I disagree. The problem is not the system. The system helps many people. This part gets ignored by you and many others.

The problem is this shit heads who take advantage of the system.

It's really the problem with any system created for and by human beings.

That's what needs to be focused on... get rid of the shit heads not the system overall.

being fanatic about throwing the baby out with the bath water is not it in my opinion.


I'm saying SF tried the system hypothesis and is failing. Also not just SF but most large cities. So yes, they need to factor in the human component which is incentives and intentions.


How can we find the actual "expected value" of the rules in SF? They seem to be a mixed bag, even if we discount people abusing them. I hear about roughly the same number of good, well intended but silly, and evil / gaming the numbers. (like forced removal of camps or just making it someone else's problem https://www.theguardian.com/us-news/ng-interactive/2017/dec/...)

It seems like the system can help some people, but the same system is really broken too. If we just compare it to other cities it doesn't seem like the expected value is very high. (unless we somehow show that SF has a high ratio of abusers of the system)


This is a really good question.

Why isn't there data showing the quiet groups of people that are being helped by the system and not highly visible shooting heroin in the street.

Why aren't the politicians of California and San Francisco championing their social safety net with actual data and statistics?


> communism the same way. Both beautiful systems

I’m not sure what can be be beautiful about it on a non extremely superficial level.


I guess the same could be said about capitalism, too. The vision of a society that achieved minimizing exploitation of its members and turned it into a much more cooperative system is quite beautiful, I would say.

The historical reality of both systems is anything but.


Capitalism doesn’t really attempt to be a coherent ideology with some set of predefined dogmas.

> The historical reality of both systems is anything but.
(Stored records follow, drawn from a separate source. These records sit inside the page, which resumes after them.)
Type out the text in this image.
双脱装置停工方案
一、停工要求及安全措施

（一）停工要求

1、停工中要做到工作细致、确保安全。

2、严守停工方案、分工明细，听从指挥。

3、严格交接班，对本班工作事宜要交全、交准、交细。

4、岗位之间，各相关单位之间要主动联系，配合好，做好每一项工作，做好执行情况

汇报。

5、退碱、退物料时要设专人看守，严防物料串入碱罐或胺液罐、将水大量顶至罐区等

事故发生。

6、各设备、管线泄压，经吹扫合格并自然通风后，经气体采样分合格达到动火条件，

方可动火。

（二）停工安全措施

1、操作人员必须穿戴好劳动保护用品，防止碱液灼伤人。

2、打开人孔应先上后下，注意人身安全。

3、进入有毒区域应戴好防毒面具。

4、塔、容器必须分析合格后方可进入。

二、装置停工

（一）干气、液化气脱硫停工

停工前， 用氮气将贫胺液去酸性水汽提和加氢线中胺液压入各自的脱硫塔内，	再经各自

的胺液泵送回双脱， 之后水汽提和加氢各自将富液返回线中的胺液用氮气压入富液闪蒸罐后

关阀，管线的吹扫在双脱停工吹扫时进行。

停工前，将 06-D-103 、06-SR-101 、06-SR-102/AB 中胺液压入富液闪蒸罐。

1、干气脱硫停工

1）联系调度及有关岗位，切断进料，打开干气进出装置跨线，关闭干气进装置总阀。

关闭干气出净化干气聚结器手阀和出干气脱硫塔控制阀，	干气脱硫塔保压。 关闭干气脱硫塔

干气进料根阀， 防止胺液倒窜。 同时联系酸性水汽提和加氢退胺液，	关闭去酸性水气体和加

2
To what do you attribute the massive improvements in life expectancy, medicine, overall QOL and other things over the last ~200 years or so?
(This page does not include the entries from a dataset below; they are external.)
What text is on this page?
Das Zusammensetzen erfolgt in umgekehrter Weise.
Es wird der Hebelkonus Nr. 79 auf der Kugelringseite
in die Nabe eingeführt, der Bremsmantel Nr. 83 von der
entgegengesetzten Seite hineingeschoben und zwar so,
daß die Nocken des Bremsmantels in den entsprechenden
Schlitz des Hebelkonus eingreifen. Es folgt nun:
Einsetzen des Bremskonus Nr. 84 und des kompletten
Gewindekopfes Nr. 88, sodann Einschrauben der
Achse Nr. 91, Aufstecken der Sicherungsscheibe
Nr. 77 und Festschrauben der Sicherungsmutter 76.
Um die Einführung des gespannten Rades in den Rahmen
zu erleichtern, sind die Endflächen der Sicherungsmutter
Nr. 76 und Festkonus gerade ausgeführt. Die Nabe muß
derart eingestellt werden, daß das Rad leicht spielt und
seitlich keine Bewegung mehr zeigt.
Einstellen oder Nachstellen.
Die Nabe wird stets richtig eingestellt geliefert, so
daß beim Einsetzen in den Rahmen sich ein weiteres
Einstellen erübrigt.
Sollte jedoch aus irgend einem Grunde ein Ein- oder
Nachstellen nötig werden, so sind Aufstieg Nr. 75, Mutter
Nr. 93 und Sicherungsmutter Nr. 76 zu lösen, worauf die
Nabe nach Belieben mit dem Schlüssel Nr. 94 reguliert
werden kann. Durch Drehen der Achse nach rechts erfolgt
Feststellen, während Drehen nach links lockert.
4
> To what do you attribute the massive improvements in life expectancy, medicine, overall QOL and other things over the last ~200 years or so?

not capitalism but technology

Louis Pasteur was from France which was a monarchy and had just come out of a Napoleonic dictatorship and big government stimulated economy...when he discovered germ theory.

Einstein was a patent clerk he didn't get any venture capital funding.

The internet is a result of government funding.

Government and private industry BOTH have funded tons of successful scientific breakthroughs.

Capitalism is not responsible for QOL improvements...technology is.

Capitalism has actually jacked up the cost of health care in America to the highest of any country in the world with the worse outcomes than many countries.

capitalism is leading to monopolistic conditions in many areas of the country.

it's clear that government's and capitalism need each other and unchecked unregulated versions of either lead to dysfunctional systems.